Cell-based high-throughput and in silico screening identified small-molecule sulfobenzoic acid derived inhibitors of polyQ aggregation and SIRT2 (FIG. 1). C2-8 inhibited polyQ aggregation in brain slices from R6/2 HD transgenic mice at sub-micromolar concentrations, reversed the effects of neurodegeneration in a fruit fly model of HD, crossed the blood brain barrier following oral administration, inhibited huntingtin (htt) aggregation in vivo in the striatum by 25-30% in R6/2 mice, effectively suppressed aggregation in a cell-based model with an EC50=50 nM, significantly reduced striatal neuron loss in R6/2 mice and improved their clinical phenotype, markedly reduced htt aggregation by 50% in the 140 CAG knock-in model of HD, which is much more analogous to human HD, and was not toxic in acute and chronic tolerability studies. (See, e.g., Chopra, V.; Fox, J. H.; Lieberman, G.; Dorsey, K.; Matson, W.; Waldmeier, P.; Housman, D. E.; Kazantsev, A.; Young, A. B.; Hersch, S. A small-molecule therapeutic lead for Huntington's disease: preclinical pharmacology and efficacy of C2-8 in the R6/2 transgenic mouse. Proc. Natl. Acad. Sci. USA 2007, 104, 42, 16685-16689.) AK-1 was neuroprotective in C. elegans and Drosophila HD models and inhibited polyQ aggregation in primary rat striatal neurons expressing the mutant huntingtin fragment delivered by a lentivirus and selectively inhibited SIRT2 at low micromolar concentrations (IC50=12.5 μM). (See, e.g., Taylor, D. M.; Balabadra, U.; Xiang, Z.; Woodman, B.; Meade, S.; Amore, A.; Maxwell, M. M.; Reeves, S.; Bates, G. P.; Luthi-Carter, R.; Lowden, P. A.; Kazantsev, A. G. A brain-permeable small molecule reduces neuronal cholesterol by inhibiting activity of sirtuin 2 deacetylase. ACS Chem. Biol. 2011, 6, 6, 540-546.) In silico screening of a ChemBridge diverse library identified AK-7, the first brain-permeable selective SIRT2 inhibitor (IC50=15.5 μM) that reduces cholesterol in neuronal models and protects an in vitro model of HD. (Id.)

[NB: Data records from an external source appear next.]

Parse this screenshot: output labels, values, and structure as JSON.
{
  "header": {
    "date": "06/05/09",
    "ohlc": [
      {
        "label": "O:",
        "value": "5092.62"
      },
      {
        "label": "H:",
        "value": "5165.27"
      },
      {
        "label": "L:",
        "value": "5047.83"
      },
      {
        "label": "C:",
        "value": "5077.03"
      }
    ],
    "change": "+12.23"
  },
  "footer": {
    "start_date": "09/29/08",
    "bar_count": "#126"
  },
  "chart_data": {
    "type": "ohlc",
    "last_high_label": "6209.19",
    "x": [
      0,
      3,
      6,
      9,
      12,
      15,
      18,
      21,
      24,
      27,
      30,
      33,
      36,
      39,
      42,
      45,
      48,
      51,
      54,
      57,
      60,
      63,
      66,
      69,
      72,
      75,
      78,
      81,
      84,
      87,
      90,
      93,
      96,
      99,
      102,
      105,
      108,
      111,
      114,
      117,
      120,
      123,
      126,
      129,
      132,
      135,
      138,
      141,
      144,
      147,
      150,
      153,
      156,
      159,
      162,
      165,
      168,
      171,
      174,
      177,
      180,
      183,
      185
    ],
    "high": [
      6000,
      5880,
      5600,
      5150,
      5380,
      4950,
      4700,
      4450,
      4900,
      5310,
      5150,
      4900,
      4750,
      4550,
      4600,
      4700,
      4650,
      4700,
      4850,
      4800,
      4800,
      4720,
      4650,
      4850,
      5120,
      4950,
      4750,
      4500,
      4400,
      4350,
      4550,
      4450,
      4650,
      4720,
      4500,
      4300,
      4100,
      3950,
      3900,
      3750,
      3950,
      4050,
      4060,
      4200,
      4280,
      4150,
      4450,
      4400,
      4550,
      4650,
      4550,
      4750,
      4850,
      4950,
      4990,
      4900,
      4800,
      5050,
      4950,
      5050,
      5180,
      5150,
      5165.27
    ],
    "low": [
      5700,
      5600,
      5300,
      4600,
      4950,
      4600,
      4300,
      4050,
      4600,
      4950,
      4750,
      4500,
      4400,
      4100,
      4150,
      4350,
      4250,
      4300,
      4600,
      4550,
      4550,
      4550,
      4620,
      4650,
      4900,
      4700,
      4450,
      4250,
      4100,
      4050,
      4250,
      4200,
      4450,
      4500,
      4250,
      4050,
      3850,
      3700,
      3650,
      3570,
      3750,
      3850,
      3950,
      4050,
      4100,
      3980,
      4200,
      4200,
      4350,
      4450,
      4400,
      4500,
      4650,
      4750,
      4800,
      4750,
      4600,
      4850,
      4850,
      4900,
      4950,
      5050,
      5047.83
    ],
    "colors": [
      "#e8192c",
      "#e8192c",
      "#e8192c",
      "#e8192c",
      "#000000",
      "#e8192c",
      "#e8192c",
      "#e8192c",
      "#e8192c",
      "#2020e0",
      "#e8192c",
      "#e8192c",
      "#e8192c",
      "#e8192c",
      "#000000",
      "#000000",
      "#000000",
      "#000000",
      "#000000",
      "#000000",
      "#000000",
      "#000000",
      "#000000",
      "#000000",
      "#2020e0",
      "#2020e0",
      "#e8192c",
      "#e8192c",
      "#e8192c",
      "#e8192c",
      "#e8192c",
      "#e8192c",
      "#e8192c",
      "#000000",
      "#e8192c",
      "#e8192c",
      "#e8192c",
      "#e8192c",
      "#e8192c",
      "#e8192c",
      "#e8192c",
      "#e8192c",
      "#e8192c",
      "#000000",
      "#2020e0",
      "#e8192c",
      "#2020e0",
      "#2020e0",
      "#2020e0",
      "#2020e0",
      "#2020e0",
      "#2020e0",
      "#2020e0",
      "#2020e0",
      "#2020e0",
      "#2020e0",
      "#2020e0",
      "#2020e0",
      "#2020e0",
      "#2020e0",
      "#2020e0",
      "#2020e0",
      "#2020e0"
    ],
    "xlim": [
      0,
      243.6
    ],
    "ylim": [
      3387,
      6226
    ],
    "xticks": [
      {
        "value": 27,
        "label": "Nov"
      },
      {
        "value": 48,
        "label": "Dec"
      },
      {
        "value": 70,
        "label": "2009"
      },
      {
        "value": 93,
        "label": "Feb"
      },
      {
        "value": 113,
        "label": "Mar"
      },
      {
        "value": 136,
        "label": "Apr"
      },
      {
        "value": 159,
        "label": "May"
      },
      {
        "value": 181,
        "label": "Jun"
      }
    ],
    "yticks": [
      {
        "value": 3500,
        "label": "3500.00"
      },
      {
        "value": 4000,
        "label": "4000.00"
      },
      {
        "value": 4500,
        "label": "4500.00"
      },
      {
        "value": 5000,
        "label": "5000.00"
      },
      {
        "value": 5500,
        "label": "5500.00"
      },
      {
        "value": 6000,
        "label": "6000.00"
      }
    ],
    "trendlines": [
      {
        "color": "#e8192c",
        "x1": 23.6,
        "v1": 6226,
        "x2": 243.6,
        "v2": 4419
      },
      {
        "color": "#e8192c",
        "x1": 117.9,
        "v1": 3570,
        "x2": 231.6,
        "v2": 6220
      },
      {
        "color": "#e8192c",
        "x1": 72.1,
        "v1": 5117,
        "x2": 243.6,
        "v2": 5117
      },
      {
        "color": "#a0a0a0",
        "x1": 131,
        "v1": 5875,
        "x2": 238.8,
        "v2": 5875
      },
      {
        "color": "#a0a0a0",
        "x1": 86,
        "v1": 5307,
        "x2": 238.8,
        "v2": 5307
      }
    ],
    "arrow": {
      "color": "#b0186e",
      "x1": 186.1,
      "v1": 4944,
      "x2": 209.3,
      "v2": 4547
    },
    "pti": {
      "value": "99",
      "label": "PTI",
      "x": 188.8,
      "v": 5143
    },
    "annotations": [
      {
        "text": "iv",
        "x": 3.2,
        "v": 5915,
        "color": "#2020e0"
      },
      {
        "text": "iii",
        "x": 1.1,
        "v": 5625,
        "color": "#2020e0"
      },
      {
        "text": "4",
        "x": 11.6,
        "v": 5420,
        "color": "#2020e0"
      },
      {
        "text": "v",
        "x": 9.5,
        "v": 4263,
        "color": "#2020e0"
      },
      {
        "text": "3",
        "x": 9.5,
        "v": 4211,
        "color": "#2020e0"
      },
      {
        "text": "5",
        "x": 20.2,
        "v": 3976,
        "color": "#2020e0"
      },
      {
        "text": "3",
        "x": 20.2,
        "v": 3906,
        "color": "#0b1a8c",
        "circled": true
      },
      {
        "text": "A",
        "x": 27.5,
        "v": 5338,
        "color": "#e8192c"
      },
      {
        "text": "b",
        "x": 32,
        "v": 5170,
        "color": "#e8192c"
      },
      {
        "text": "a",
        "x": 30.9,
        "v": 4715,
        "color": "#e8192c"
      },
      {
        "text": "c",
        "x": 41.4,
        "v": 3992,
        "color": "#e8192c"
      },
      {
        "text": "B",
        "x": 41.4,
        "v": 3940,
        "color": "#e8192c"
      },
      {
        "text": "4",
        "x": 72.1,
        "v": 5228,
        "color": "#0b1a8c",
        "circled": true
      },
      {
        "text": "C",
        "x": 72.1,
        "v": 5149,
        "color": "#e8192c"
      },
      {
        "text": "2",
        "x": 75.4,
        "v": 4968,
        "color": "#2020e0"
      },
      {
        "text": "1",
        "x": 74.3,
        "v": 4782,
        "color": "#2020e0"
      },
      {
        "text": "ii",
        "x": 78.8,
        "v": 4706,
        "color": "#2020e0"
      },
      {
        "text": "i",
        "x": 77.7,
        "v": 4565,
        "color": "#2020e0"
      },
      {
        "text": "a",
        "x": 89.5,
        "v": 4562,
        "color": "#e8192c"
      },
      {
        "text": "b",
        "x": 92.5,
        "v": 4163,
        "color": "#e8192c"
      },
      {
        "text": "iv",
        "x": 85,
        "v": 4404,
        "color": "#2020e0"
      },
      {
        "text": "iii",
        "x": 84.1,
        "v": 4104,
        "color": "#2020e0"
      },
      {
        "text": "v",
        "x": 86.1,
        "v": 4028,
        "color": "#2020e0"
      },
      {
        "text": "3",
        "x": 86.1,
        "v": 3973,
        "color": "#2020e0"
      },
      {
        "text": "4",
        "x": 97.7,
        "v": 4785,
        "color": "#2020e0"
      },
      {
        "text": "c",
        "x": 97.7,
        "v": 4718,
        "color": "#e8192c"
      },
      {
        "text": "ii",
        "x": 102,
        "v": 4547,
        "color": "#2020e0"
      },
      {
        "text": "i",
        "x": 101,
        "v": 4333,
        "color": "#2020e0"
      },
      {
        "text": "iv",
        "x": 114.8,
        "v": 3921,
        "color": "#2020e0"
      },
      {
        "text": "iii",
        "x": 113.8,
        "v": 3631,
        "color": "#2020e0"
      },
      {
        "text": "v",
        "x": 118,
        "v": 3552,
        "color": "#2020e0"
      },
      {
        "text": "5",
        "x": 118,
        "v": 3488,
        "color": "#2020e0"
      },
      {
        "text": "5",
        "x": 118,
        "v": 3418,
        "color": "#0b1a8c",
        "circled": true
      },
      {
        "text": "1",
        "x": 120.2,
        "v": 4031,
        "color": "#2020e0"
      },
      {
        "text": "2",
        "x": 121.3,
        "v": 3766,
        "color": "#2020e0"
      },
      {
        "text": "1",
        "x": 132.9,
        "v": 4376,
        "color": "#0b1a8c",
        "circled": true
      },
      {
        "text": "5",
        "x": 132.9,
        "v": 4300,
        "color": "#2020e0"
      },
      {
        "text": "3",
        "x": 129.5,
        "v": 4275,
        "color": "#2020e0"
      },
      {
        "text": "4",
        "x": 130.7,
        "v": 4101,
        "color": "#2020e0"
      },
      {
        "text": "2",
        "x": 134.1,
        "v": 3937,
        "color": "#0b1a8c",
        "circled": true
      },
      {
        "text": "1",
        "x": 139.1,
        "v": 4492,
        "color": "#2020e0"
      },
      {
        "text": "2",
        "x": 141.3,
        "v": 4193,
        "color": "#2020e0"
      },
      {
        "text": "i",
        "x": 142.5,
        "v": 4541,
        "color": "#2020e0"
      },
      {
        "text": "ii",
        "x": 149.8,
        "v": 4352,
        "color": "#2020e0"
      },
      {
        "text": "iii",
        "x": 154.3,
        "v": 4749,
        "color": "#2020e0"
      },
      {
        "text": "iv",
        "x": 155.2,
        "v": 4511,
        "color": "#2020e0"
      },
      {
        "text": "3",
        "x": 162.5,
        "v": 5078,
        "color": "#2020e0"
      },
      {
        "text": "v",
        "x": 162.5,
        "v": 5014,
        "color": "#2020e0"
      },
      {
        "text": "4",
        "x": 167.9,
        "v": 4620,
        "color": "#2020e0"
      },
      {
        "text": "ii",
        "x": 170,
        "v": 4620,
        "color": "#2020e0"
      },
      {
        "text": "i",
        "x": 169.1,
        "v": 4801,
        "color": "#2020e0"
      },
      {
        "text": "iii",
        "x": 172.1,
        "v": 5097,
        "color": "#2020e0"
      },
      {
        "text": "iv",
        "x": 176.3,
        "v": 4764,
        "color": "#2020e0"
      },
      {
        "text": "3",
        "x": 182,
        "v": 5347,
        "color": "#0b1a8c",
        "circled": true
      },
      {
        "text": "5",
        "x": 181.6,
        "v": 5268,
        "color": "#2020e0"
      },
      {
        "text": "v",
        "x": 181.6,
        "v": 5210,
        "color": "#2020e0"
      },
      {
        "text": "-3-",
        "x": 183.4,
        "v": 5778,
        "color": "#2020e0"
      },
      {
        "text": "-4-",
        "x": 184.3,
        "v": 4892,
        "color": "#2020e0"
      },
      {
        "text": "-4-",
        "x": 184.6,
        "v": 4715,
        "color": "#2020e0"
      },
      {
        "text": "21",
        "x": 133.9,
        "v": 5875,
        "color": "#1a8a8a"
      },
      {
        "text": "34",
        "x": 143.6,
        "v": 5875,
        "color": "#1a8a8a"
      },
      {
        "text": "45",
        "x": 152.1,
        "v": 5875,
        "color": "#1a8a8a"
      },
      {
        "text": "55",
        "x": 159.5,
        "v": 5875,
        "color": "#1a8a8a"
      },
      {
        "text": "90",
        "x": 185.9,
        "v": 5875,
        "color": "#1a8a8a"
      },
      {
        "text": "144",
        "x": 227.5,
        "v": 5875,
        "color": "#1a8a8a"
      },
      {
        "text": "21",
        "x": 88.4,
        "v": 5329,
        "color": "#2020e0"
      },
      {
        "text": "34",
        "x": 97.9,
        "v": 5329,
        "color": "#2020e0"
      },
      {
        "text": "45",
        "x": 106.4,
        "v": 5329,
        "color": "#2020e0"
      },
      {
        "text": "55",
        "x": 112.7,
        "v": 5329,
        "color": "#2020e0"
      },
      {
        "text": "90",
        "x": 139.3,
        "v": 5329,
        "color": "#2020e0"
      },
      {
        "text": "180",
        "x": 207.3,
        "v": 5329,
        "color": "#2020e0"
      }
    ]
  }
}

Notwithstanding the excellent pharmacologic properties of such sulfobenzoic acid derivatives, further lead optimization of the scaffold is required for CNS drug development to achieve increased potency and metabolic stability, en route to preclinical efficacy testing in HD. For instance, C2-8, AK-1, and AK-7 are characterized by the low aqueous solubility, high clogP, and low plasma and microsomal metabolic stability. As a result, there remains an on-going need for medicinal chemistry modification to, for instance: (1) enhance potency and favorable pharmacokinetic properties; (2) enhance the water solubility (lower the log P) and lower the molecular weight; (3) probe chemical space to define a structure activity relationship (SAR).